Oh, that’s right. Her diaper. Apparently she had pooped after all.
“Oh, no, oh, no, oh, no!” I kept saying. “What do I do? WHAT DO I DOOOOO??” I asked the bathtub. I asked the walls. Nothing could answer me. Saoirse was still standing in the doorway to the bathroom, naked. So I put Quinn in the bathtub, forgetting that the water was still running. She was desperate to clean the filth off her hands, and grateful, immediately sat down to stick her fingers under the water. I remembered that she was still in her filthy diaper, in her pants, and picked her up. Her bottom half was now soaked through.
“What do I DOOOO??” It was becoming a mantra, a prayer.

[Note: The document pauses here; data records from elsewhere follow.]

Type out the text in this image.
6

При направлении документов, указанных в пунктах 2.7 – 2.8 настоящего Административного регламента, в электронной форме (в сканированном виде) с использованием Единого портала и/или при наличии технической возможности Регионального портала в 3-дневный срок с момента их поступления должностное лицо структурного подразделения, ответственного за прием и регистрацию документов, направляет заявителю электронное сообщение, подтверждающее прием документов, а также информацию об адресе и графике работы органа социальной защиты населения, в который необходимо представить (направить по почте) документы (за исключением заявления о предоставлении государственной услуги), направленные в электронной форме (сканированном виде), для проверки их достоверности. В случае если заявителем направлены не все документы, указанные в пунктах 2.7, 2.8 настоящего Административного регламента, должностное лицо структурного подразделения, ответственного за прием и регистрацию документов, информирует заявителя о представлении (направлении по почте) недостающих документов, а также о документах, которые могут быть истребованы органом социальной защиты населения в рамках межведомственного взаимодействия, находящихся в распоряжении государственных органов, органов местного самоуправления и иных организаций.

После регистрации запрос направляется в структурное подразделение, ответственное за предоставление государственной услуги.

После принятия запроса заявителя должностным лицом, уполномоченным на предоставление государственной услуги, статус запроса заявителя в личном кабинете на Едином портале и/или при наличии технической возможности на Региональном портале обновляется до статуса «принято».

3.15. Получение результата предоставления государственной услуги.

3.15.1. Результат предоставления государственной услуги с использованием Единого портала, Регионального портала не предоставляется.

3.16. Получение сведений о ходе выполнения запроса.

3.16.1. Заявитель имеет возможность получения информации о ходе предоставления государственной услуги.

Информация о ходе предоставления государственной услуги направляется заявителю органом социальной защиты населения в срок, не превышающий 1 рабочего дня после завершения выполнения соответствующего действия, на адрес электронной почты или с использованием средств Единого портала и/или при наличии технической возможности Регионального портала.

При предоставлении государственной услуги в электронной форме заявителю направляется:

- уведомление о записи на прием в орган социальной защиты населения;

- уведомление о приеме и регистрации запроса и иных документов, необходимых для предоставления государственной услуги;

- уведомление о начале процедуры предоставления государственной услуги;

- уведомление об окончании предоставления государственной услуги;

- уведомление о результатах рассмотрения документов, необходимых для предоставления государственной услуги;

Eventually, I got her clean. It involved a very helpful naked preschooler who can fetch wipes, some clothing and a bathtub that desperately required disinfectant, and a cooperative, horrified toddler who let me clean her off in a massively uncomfortable position in the bottom of a slick tub because she just wanted to getitoff getitoff getitoff. By the end of it all I looked like I’d just left the gym. My back ached, my hair was frizzy and half coming out of its ponytail, arms soaked to the elbows from trying to scrub my own procrastination off of my skin, out of my memory.
An hour later, the girls were in bed. I shut the door over to Quinn’s room, watching her content, exhausted, sucking her thumb to sleep, and breathed that end-of-the-evening sigh. There were still dishes in the sink. I needed to clean off the dining table. The animals wanted their food.
But I sat down on the couch first. Because I could still smell it. Because I could still hear Quinn’s panicked yelp echoing in my brain. And because, just this night, this was the only procrastination that seemed justified.